As I have previpusly confessed, I quickly got over the break up of The Jam.  My mindset was to accept that TSC were not in way, shape or form a re-incarnation of the old band and to give the music a chance.  The debut still remains a wonderfully, joyous and memorable piece of pop music:-

mp3 : The Style Council – Speak Like A Child

This was a commonly held view and it went to #4 in the UK charts upon its release in March 1983, fully vindicating the Modfather’s decision to move on.  Interesting to note that the drummer on the debut single was none other than Zeke Manyika who was of course at the time part of Orange Juice…another reason to enjoy the new song.

The b-side wasn’t as instantly likeable as the a-side but what it did show was that this new combo was as much about featuring the keyboard skills of Mick Talbot as it was a vehicle for Weller’s developing skills as a songwriter as he moved away altogether from angry anthems of disaffected youth.

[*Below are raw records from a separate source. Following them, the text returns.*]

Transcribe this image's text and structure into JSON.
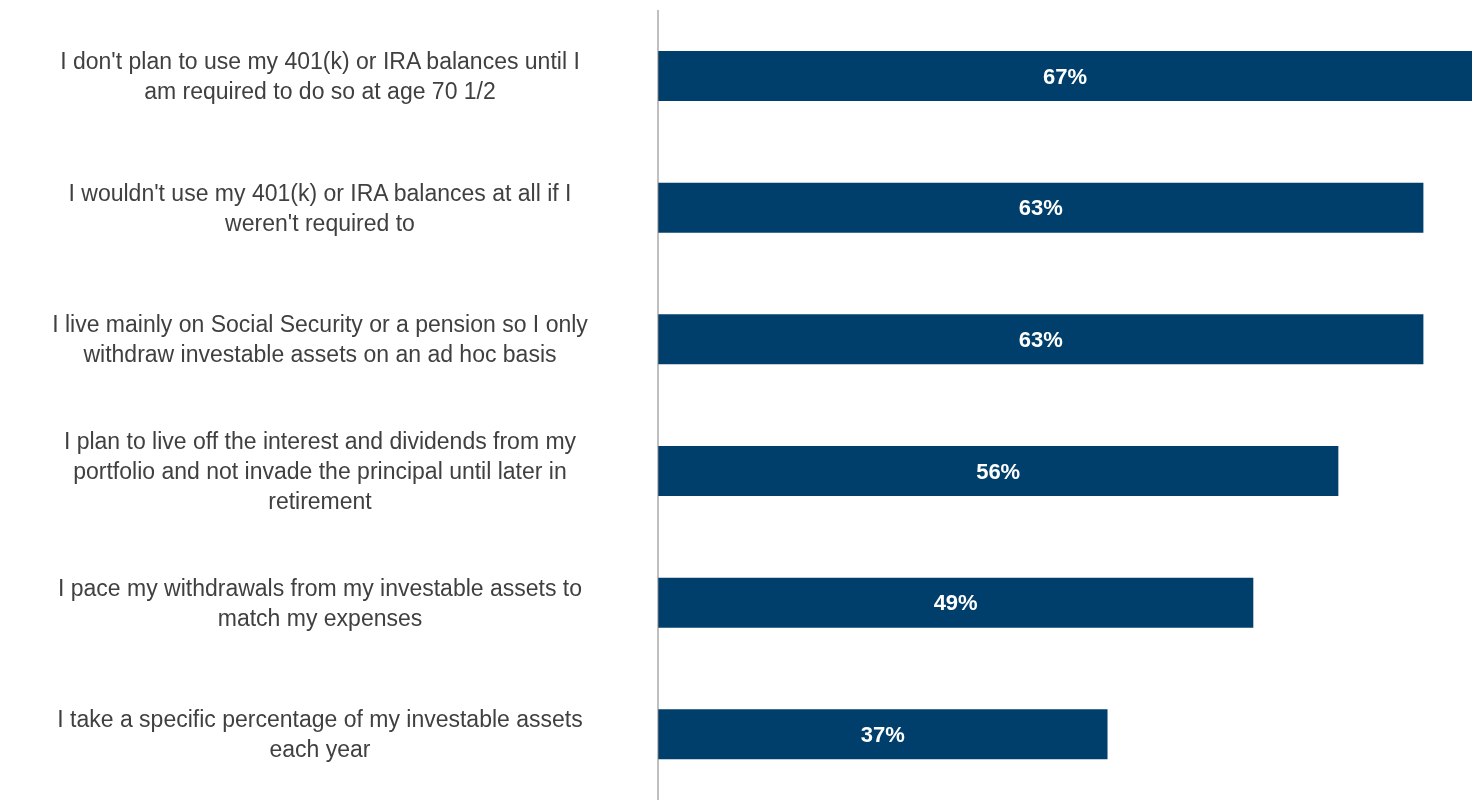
{
  "chart_data": {
    "type": "bar",
    "orientation": "horizontal",
    "categories": [
      "I don't plan to use my 401(k) or IRA balances until I am required to do so at age 70 1/2",
      "I wouldn't use my 401(k) or IRA balances at all if I weren't required to",
      "I live mainly on Social Security or a pension so I only withdraw investable assets on an ad hoc basis",
      "I plan to live off the interest and dividends from my portfolio and not invade the principal until later in retirement",
      "I pace my withdrawals from my investable assets to match my expenses",
      "I take a specific percentage of my investable assets each year"
    ],
    "values": [
      67,
      63,
      63,
      56,
      49,
      37
    ],
    "value_labels": [
      "67%",
      "63%",
      "63%",
      "56%",
      "49%",
      "37%"
    ],
    "color": "#003f6b",
    "xlim": [
      0,
      67
    ]
  }
}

mp3 : The Style Council – Party Chambers

Worth mentioning also that the single was only released on 7″ vinyl.

Enjoy

5 thoughts on “THE STYLE COUNCIL SINGLES (1)

  1. Speak Like A Child was as much a statement of intent as it was a resolution of the sound that grew out of The Gift. The Jam were no more, but Weller was certainly alive and kicking. Mick Talbot would make an amazing foil over the rest of the decade.

  2. Actually Probably cleverly More something of a hybrid between the last couple of Jam songs and what the SC would later be than an out and out radical statement of intent,this was nevertheless a confident and joyous pop song. the video on the bus withTracie!’s dancing was great fun too.

  3. Point taken Alex. It might be looked at that Cafe Bleu where thing really took off, but TSC was ever evolving and that was one of the best things about them.